Soybeans continued to recover Thursday from what has been a 95-cent plunge since late October. Corn has struggled to rally much in the face of export sales that are down a hefty 57% versus a year ago. Commodity funds continue to press corn lower.
Midday: Soybeans lead mixed trade at midday.
Corn trade is flat to 1 cent higher at midday with trade back to the middle of the recent range after the pull back yesterday with little other fresh news so far this week. Ethanol margins remain steady with the blenders gaining the benefit of the crude and unleaded move this week while ethanol futures have been mostly sideways.

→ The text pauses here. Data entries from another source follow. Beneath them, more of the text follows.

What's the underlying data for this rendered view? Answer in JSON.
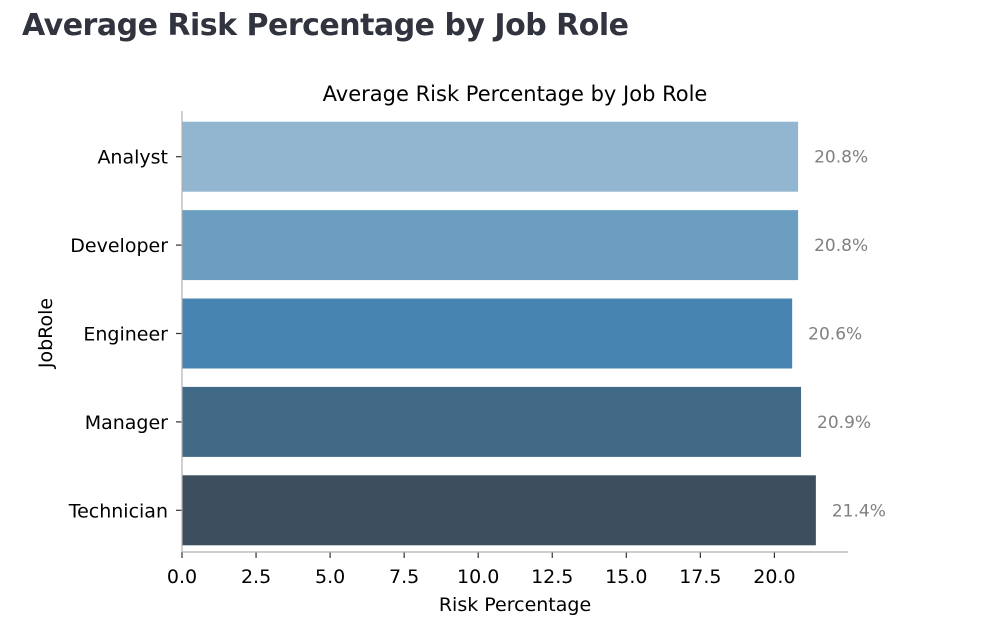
{
  "page": {
    "heading": "Average Risk Percentage by Job Role"
  },
  "chart_data": {
    "type": "bar",
    "orientation": "horizontal",
    "title": "Average Risk Percentage by Job Role",
    "xlabel": "Risk Percentage",
    "ylabel": "JobRole",
    "categories": [
      "Analyst",
      "Developer",
      "Engineer",
      "Manager",
      "Technician"
    ],
    "values": [
      20.8,
      20.8,
      20.6,
      20.9,
      21.4
    ],
    "data_labels": [
      "20.8%",
      "20.8%",
      "20.6%",
      "20.9%",
      "21.4%"
    ],
    "colors": [
      "#92B6D0",
      "#6C9EC1",
      "#4884B2",
      "#416A87",
      "#3D4F5F"
    ],
    "label_color": "#808080",
    "xticks": [
      0.0,
      2.5,
      5.0,
      7.5,
      10.0,
      12.5,
      15.0,
      17.5,
      20.0
    ],
    "xtick_labels": [
      "0.0",
      "2.5",
      "5.0",
      "7.5",
      "10.0",
      "12.5",
      "15.0",
      "17.5",
      "20.0"
    ],
    "xlim": [
      0,
      22.5
    ],
    "grid": false,
    "legend": "none"
  }
}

Basis has held up well with some strength showing up at processors again. South America should see areas of improvement as planting progresses, with a drier week in Argentina expected through the weekend. Weekly export sales were rangebound at 546,115 metric tons.
On the March contract support is the lower Bollinger Band at $3.74, with resistance the 20-day at $3.81 at which we failed again.
Soybeans are 6 to 8 cents higher at midday with trade finding follow-through buying after the strong close yesterday as we ease off the extremely oversold conditions along with 245,000 metric tons of soybeans sold on the daily wire between old and new crop. Meal is $5.00 to $6.00 higher and oil is flat to 10 points higher with meal moving back above $300 a ton. The real remains cheap vs. the dollar although with early week gains fading again.
Bean basis has moved to a more sideways trend short term with pockets of firmness showing up on the break. Weekly export sales were soft for the Holiday week at 683,783 metric tons of soybeans, 181,050 of meal, and 10,781 of oil.
January chart support is the lower Bollinger Band at $8.61 which we are finally pulling away from, with resistance well above the market at $9.00 where the 20-day moving average, along with exceptionally oversold conditions starting to ease.
Wheat trade is 3 cents lower to 3 cents higher with Minneapolis trade leading at midday with trade further consolidating in the higher range. The Chicago/Kansas City March spread is back to 85 cents. Chicago also holding a 6 cent premium to Minneapolis which has narrowed sharply this week. The dollar remains rangebound but is starting to shift lower again.
Export business has been quiet so far this week. The forecast dries the Plains back out short term, with little change to world conditions north and south this week. Weekly export sales were softer again at 228,086 metric tons.
The March Kansas City chart support is the 20-day at $4.35, and resistance the upper Bollinger Band at $4.47.